It is worth bearing in mind that across measures of competitiveness London ranks as the top city and has the highest volume of financial services foreign direct investment globally. However, that is because of our current advantageous position, which we need to maintain. An important part of that advantageous position is the underpinning that legal services and the legal system give to the financial sector. I am concerned that although the Government have uttered warm words and issued advice to practitioners in the sector, real uncertainties would remain, should we leave the EU without a proper deal.

Some of the areas in question are similar to areas of concern in direct financial services, such as the loss of passporting rights, and the need to operate with a form of equivalence. However, the situation for legal services is even more stark, in some respects, because the establishment directive would go, as would mutual recognition of professional qualifications. That would not enable us to use the fly in, fly out arrangements that are so critical to enabling international law firms to advise their clients in real time while deals are going through. That needs to be dealt with, which is why, again, a transitional arrangement is critical.

The other critical point in that context is that unless we have a deal—if we leave without one—we will lose the existing arrangements for the mutual recognition and enforcement of UK court judgments in EU countries and vice versa. That is vital for contractual certainty and continuity. A contract is worthless if it cannot be enforced, and if it cannot be enforced through the judgment of a court there are no other means to do so. It is vital to find means to maintain that. TheCityUK has pointed out that losing it would mean profound difficulties in relation, for example, to insurance contracts—which would not be of value if we were to leave without the ability to enforce them in the event of default—and, significantly, uncleared derivatives. The derivatives market is particularly important to the UK. It is an area of expertise where, as my hon. Friend the Member for Hitchin and Harpenden said, financial services are not just about figures, but are relevant to real business. Most business work is now underpinned in one way or another by a form of financial instrument being traded, particularly in any significant commercial deal. That has been described as the plumbing of the business system, so anything that threatens the derivatives trade operating out of the City, and what relies on it, would be extremely dangerous.

There have been some areas of progress. I was pleased when the European Securities and Markets Authority agreed a memorandum of understanding with the Bank of England in relation to central counterparties and the central securities depository, which enables that issue of central clearing to continue.
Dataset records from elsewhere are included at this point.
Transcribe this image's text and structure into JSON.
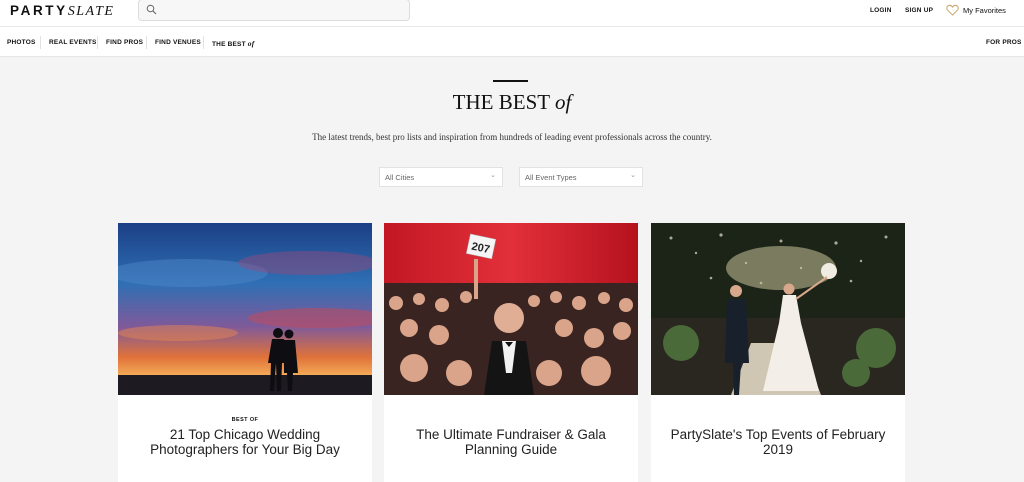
{
  "header": {
    "logo_part1": "PARTY",
    "logo_part2": "SLATE",
    "search_placeholder": "",
    "login": "LOGIN",
    "signup": "SIGN UP",
    "favorites": "My Favorites"
  },
  "nav": {
    "photos": "PHOTOS",
    "real_events": "REAL EVENTS",
    "find_pros": "FIND PROS",
    "find_venues": "FIND VENUES",
    "best_of_main": "THE BEST",
    "best_of_italic": "of",
    "for_pros": "FOR PROS"
  },
  "hero": {
    "title_main": "THE BEST",
    "title_italic": "of",
    "subtitle": "The latest trends, best pro lists and inspiration from hundreds of leading event professionals across the country."
  },
  "filters": {
    "city": "All Cities",
    "event_type": "All Event Types"
  },
  "cards": [
    {
      "kicker": "BEST OF",
      "title": "21 Top Chicago Wedding Photographers for Your Big Day"
    },
    {
      "kicker": "",
      "title": "The Ultimate Fundraiser & Gala Planning Guide"
    },
    {
      "kicker": "",
      "title": "PartySlate's Top Events of February 2019"
    }
  ],
  "photo_text": {
    "paddle_number": "207"
  },
  "colors": {
    "page_bg": "#f4f4f4",
    "text": "#222222",
    "heart_outline": "#c8a86a"
  }
}
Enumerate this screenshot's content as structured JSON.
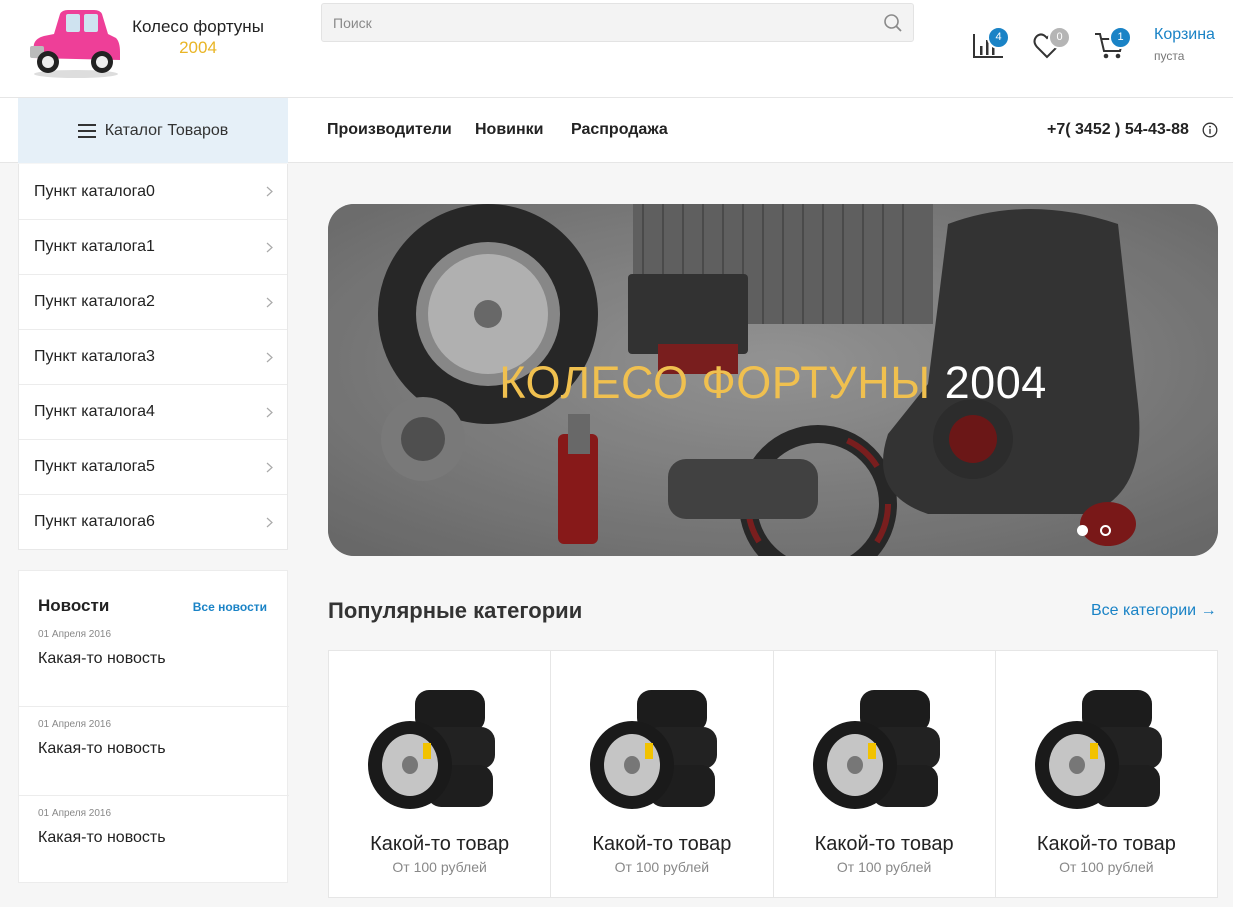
{
  "header": {
    "logo_title": "Колесо фортуны",
    "logo_year": "2004",
    "search_placeholder": "Поиск",
    "compare_count": "4",
    "favorites_count": "0",
    "cart_count": "1",
    "cart_label": "Корзина",
    "cart_status": "пуста"
  },
  "nav": {
    "catalog_label": "Каталог Товаров",
    "links": [
      "Производители",
      "Новинки",
      "Распродажа"
    ],
    "phone": "+7( 3452 ) 54-43-88"
  },
  "sidebar": {
    "items": [
      {
        "label": "Пункт каталога0"
      },
      {
        "label": "Пункт каталога1"
      },
      {
        "label": "Пункт каталога2"
      },
      {
        "label": "Пункт каталога3"
      },
      {
        "label": "Пункт каталога4"
      },
      {
        "label": "Пункт каталога5"
      },
      {
        "label": "Пункт каталога6"
      }
    ]
  },
  "news": {
    "title": "Новости",
    "all_label": "Все новости",
    "items": [
      {
        "date": "01 Апреля 2016",
        "text": "Какая-то новость"
      },
      {
        "date": "01 Апреля 2016",
        "text": "Какая-то новость"
      },
      {
        "date": "01 Апреля 2016",
        "text": "Какая-то новость"
      }
    ]
  },
  "banner": {
    "title_main": "КОЛЕСО ФОРТУНЫ",
    "title_year": "2004",
    "slides": 2,
    "active_slide": 1
  },
  "popular": {
    "title": "Популярные категории",
    "all_label": "Все категории →",
    "cards": [
      {
        "name": "Какой-то товар",
        "price": "От 100 рублей"
      },
      {
        "name": "Какой-то товар",
        "price": "От 100 рублей"
      },
      {
        "name": "Какой-то товар",
        "price": "От 100 рублей"
      },
      {
        "name": "Какой-то товар",
        "price": "От 100 рублей"
      }
    ]
  },
  "colors": {
    "accent": "#1a83c6",
    "brand_gold": "#e9b526",
    "car_pink": "#ee3f98",
    "catalog_bg": "#e6f0f8"
  }
}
However, that is one part of a much more complex structure. There are other areas on which I hope for assurances that the Government are determined to see the issue as central to our negotiations. Those things are largely part of the future state negotiations, but we have to have a deal to get into those future state negotiations to begin with. That cannot be emphasised too strongly.

I also want to emphasise the fact that financial services and many aspects of legal services depend on the free flow of data to underpin them. At the moment that is available to us, in relation to our EU counterparties. However, unless—at least until a future state agreement is achieved—there is regulatory alignment on data sharing, we risk disruption to those data flows. That will severely disrupt the circumstances in which we could guarantee that trades could be carried out and completed. Again, insurance and uncleared derivatives are particularly vulnerable to disruption of data flows.

The City believes that an EU-level solution is the optimal one, and I hope the Government will reassure us that it is their intention to press for that, for the same reason as we spoke of before—the complexities of dealing with the 27 on bilateral agreements would be daunting to say the least, and would cause more delay, which would deter people from writing contracts while that period of uncertainty persisted. I know that a temporary solution to protect data flows is currently under discussion, relating to a non-enforcement period between regulators under what is known as a “safe harbour” precedent, but that is not guaranteed. I hope the Minister will be able to update us on progress and assure us that this, too, remains a very high priority for the UK Government.

Getting global regulation right and making it business-friendly, as my hon. Friend the Member for Hitchin and Harpenden said, is critical. Of course, the City of London Corporation provides the secretariat for the International Regulatory Strategy Group, which is a practitioner-led body comprising the leading UK financial and professional services figures. The key test of global regulation is not necessarily its quantity, but its quality and effectiveness. Thus far, the UK has been a world leader in that, and it is important that we continue to make that central to our policy.

My hon. Friend mentioned FinTech, and I am very pleased that he did, because I have constituents, including one of my councillors, working in the FinTech sector and there are real opportunities there. The ability to retain young talent in the UK is critical here; that applies also to young lawyers and to young professionals right across the board, so it is vital that we have a regime for immigration that not only does that in practice, but sets the right tone.

That is why I am pleased that we have scrapped the £65 fee for the settled status scheme; I rather regret that we ever had it to start with. I have in my constituency many EU-national professionals, working in the City of London, the west end and other sectors. They have been settled with their families in places such as Chislehurst and Bromley—commuter land—for many years, and the suggestion that they were going to have to pay to remain somewhere where they had already put down their roots and that they regarded as home sent the wrong signals. I am pleased that the Government thought twice about that, and I hope that can be reflected in the tone of our approach to our EU friends and neighbours hereafter.

However, we must bear in mind that it goes beyond that. International workers make up 40% of the City’s workforce and 35% of London’s finance and insurance jobs. Many of those are EU nationals; others will come from elsewhere, but having that welcoming and open approach is critical. Successful market economies are only successful if they have that open and broadminded approach, and it is important that we as the UK Parliament recognise and articulate that as strongly as we can.

Finally, sometimes people think that financial services are purely about profit; they see the City purely in terms of big financial institutions. The City of London does a great deal to encourage responsible business practice as well, and the two do not need to be separate. The financial services sector is one of the most active and engaged in corporate community investment across the country, as I see in some of the firms based in my constituency or where constituents of mine work.

New research that the City of London Corporation has published indicates that financial and professional services firms gave £535 million in cash and in-kind donations to various forms of community investment in 2017. It is worth saying that although a flourishing financial services sector is important to the economy, its leaders and the practitioners I know from my constituency also want to ensure that they pay their fair share not only to the Exchequer, but in kind to the communities that they serve. That is not separate from the day-to-day workings of our economy and our lives, but central to it, and I hope that this debate helps to bring that home.